The Filibuster – Protecting America from Bad Law

January 12, 2022

As prepared for delivery

Madam President,

The Senate is a peculiar institution. Despite what many might expect, Senators strive to be collegial even while they may hold strong political and policy disagreements. In fact, the Senate rules have strict prohibitions on insulting the character of another member or a state. That is because debate is a fundamental part of the Senate. That’s how this institution earned the moniker “the world’s greatest deliberative body.”

Some in this body, unfortunately, want to change all of that. They seek to trample over two centuries of precedent, procedure, and politeness. They are attempting to break the rules that require a two-thirds supermajority, sixty-seven votes, to change. They want to ignore that requirement and stiff-arm this historic institution to obliterate the requirement that those in the majority hear the voices of and work with those in the minority.

That requirement, colloquially known as the filibuster, is one of the most powerful restraints or checks on human nature in the entirety of our federal government. If the filibuster were removed, everything from regulatory structures, to tax rates, the size of the Supreme Court, the makeup of the military, the criminal code, and much, much more could change drastically every few years. Keeping track of the law and its fluctuating requirements would be impossible for the most capable of lawyers let alone the average American. Our business landscape would be obliterated under the ever-changing commands of the federal government. Americans would be worse off in every sense I can think of.

Our system is designed to control those whims and passions. Our Constitution was designed to protect the rights, voices, and influence of those not in the majority. Laws that significantly impact the lives of hundreds of millions of people should be difficult to pass.

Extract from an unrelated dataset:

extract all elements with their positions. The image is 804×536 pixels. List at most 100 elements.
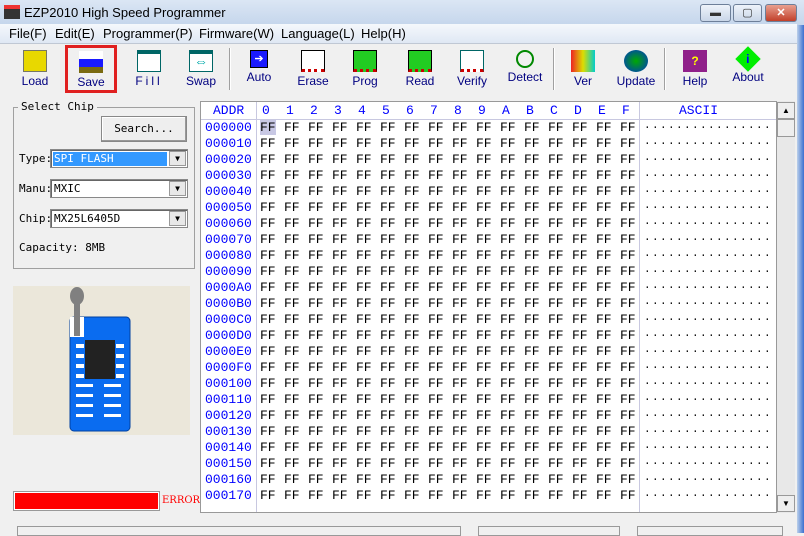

In fact, the Senate has applied these principles into almost every mechanic of the institution. Most laws pass by unanimous consent or by simple voice vote after hearty consideration and frequent amendment through a process called the hotline. That would cease to function if the minority had no significant influence. Opportunities for amending these often smaller and less controversial bills would be foreclosed, crippling the careful consideration needed. Bills would have to be forced through often on party-line votes over the objection, suspicion, and protest of the minority.

But beyond building consensus and maintaining the function of the Senate, the filibuster serves as the keel on a very large ship. It prevents the waves and passions of each new election from drastically changing the laws of the country. It is a stabilizer that prevents our nation’s course from being jerked around to oscillating extremes.

I was asked recently if the Senate is broken. I responded by saying the only sense in which I believe the Senate is significantly broken is in its neglect of substantive debate and amendment. The filibuster protects the remaining debate, amendment, and consideration of the Members of this body. Removing the filibuster on the other hand, would irreparably break the Senate beyond recognition. The partisan vitriol and disregard for opposing Senators would eat away at this place and our republic.

Recently many Senate Democrats held these beliefs as well. In 2017, twenty-seven of them, including Vice President Harris, signed a letter urging the preservation of the filibuster. Many of them still serve today. I encourage them to consider their past advice.

Senator Schumer, the leader of this insidious current effort, has himself in the past given grave warnings about what this tactic of nuking the filibuster would bring. We have heard many of those quotes today. In one that sticks out in my mind particularly, he said attempts like that to remove the filibuster are “what we call abuse of power.”

Indeed, breaking the rules to grab power is an abuse. This attempt is so transparent that even Senator Schumer told the media that his members are concerned about losing their elections and their majority if they cannot use this tactic to federally take over our nation’s electoral system.

I would warn them that the American people see through this ploy. They know what is happening. They were promised a return to cordial politics. They were promised unity. This attempt mocks both of those promises.